Our study should be considered in light of certain limitations, including the limited sample size of 18 participants and the single-dose design. However, our data add to the totality of PK, PD, and safety data together with that from Western and Japanese studies [4, 9], and the predictable PK profile of GalNAc3-ASOs [10] suggests there is no evidence of a clinically significant ethnic difference in PK and PD for vupanorsen. Also, this trial was not placebo-controlled; however, this is of limited concern for the PK findings given that these are objective endpoints.

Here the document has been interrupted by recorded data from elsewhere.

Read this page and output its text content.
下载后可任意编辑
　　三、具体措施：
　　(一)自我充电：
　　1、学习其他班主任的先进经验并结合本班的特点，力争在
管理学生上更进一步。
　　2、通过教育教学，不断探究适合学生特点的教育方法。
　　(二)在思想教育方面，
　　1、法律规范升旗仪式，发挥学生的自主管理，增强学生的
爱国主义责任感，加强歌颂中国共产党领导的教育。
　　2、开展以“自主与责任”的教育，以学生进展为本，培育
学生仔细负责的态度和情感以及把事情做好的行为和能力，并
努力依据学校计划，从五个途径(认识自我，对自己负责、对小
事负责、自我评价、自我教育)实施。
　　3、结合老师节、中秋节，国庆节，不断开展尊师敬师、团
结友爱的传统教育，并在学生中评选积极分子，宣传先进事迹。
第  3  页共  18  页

Following review of results from the TRANSLATE-TIMI 70 study in statin-treated participants with dyslipidemia, the vupanorsen development program was discontinued based on the magnitude of non–HDL-C lowering achieved [6]. If global development had continued, the present study would have informed clinical development of vupanorsen in China, facilitating China’s participation in global pivotal studies and providing the necessary evidence to satisfy Chinese NMPA regulatory requirements.

5 Conclusions

This phase I study in Chinese participants with elevated TG demonstrated vupanorsen PK and PD parameters were consistent with those previously reported in non-Chinese populations, and no new safety concerns were noted in these Chinese participants. This study provided the first clinical vupanorsen data from China and satisfied Chinese regulatory requirements to evaluate any ethnic differences between Chinese participants and existing data from non-Chinese populations.